What is the Stock Exchange?

The stock exchange is a market where second-hand shares (i.e. shares that have already been issued by PLCs) can be bought and sold.

Public Limited Companies

Definition = A business which has limited liability; a share capital of over £50,000, at least two shareholders, two directors and a qualified company secretary, and usually a wide spread of shareholders. It has 'plc' after the company name.

Features:
  • Shares can be traded on the stock exchange
  • Meaning it is easier for these businesses to raise finance.
Advantages:
  • Limited liability and the business has a separate legal identity
  • Easier to raise finance as a result of its Stock Exchange listing
  • Greater scope for new investment
  • Can gain positive publicity as a result of trading on the Stock Exchange
  • Suppliers tend to be more willing to offer credit to public limited companies
Disadvantages:
  • Must publish a great deal of financial information about its performance
  • Greater scrutiny of activities
  • Significant administration expenses
  • Founders of the firm may loose control if their shareholding falls below 51%
  • A Stock Exchange listing means pressure from investors who put emphasis on short-term financial results and not the company's long-term performance
Insolvency, Liquidation and Bankruptcy

For individuals and unincorporated businesses with unlimited liability, the situation when liabilities (e.g. to pay off debt) cannot be paid in full is called BANKRUPTCY.

INSOLVENCY occurs when liabilities of a business are greater than its assets. Meaning the business cannot meet its financial obligations. This may put the business into LIQUIDATION. Liquidation is when assets are turns into cash (e.g by selling the firm or its assets in order to pay creditors).
Insolvency and liquidation are terms applied to incorporated businesses with limited liability.
Example= Woolsworth

Divorce of ownership and control

Entrepreneurs have two functions - Ownership and Control.

- Sole traders have both ownership AND control.
- Plcs have shareholders who vote for a board of directors, who in turn appoint managers to control the business.
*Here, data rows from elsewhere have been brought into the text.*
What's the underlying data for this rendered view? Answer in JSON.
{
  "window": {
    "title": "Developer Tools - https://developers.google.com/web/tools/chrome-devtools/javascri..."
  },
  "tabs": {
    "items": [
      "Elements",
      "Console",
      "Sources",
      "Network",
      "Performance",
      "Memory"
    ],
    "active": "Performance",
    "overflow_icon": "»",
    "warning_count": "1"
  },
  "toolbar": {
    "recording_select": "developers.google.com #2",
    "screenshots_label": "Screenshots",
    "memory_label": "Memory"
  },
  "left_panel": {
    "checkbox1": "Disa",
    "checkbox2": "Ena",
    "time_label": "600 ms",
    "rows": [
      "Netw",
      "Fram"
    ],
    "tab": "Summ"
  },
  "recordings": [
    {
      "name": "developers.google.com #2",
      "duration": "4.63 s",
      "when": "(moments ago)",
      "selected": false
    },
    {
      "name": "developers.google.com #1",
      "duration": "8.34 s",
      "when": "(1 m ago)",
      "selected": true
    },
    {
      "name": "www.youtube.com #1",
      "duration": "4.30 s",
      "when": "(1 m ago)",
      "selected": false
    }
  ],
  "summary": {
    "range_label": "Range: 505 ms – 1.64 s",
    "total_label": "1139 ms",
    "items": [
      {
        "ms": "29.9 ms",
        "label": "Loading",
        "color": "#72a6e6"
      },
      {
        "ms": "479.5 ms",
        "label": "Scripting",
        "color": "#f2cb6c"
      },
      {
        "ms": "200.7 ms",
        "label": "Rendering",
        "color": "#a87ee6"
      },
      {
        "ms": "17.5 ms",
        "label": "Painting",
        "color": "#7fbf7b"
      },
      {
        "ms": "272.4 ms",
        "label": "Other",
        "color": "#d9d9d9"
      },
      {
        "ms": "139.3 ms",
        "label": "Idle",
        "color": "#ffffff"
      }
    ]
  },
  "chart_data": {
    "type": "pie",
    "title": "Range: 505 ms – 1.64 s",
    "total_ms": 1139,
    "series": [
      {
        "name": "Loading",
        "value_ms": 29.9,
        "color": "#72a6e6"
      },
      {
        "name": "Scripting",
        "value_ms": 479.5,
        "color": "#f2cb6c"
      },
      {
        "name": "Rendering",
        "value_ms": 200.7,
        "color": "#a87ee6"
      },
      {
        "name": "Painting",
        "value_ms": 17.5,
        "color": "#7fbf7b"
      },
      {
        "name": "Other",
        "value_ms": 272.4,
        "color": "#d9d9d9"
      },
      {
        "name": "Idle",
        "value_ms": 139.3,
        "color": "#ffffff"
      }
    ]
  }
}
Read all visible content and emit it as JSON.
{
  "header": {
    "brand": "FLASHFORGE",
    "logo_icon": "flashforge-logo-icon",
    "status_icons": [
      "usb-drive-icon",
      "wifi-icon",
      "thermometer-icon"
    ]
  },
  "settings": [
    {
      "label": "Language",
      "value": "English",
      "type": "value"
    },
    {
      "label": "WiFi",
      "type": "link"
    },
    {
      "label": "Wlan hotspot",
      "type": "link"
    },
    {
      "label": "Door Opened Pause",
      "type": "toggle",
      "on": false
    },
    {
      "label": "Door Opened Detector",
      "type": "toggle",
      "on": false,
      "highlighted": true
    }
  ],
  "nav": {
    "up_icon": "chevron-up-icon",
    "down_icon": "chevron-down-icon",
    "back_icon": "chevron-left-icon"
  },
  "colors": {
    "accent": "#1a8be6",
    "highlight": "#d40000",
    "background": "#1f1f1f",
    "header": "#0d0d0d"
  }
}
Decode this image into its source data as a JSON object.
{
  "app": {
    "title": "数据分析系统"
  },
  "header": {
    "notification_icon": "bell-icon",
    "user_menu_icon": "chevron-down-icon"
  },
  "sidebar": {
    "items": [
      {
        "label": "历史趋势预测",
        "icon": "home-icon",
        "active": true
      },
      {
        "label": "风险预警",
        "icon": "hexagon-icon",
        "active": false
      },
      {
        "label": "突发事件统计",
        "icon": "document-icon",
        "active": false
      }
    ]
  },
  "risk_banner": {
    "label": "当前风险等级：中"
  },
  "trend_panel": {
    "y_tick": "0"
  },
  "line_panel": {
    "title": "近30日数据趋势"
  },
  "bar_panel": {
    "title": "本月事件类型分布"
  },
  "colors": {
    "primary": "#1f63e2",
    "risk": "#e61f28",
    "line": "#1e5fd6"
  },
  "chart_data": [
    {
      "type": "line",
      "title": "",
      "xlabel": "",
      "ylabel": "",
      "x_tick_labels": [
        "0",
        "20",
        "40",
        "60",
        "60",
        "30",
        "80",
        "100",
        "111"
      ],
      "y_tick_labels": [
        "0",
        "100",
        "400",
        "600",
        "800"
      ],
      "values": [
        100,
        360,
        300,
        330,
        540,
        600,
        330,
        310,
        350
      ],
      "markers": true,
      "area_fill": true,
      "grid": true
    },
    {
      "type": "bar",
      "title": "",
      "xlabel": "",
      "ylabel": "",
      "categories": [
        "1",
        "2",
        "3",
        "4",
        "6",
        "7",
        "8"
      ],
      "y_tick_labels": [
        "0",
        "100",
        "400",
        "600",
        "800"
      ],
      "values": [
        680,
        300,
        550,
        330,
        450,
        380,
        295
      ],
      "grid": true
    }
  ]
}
Here the two functions (ownership and control) are divorced/separated.

Ownership = Providing finance and therefore taking risks.
Control: Managing the organisation and making decisions

Why do Ltd companies become Plc Companies?
- To raise finance for further growth






























What are stakeholders?
Any group of individuals with an interest in a business. This includes employees, customers, shareholders and the local community.

What is Corporate governance?
This refers to the systems and mechanisms established by a firm to protect the interests of its owners (shareholders).

Not-for-profit Organisations

- Aim to breakeven financially
- The sector includes: Voluntary and community organisations, charities, social enterprises, pressure groups, cooperatives, mutual societies and trusts
- They are non-government organisations
- They have a governing body responsible for managing their affairs
- Value-driven. They have social, environmental, community, welfare or cultural aims and objectives.
- Established for purposes other than financial gain, with any profits or surpluses being reinvested in the organisation in order to further its objectives.
- Many use volunteer staff in addition to paid employees.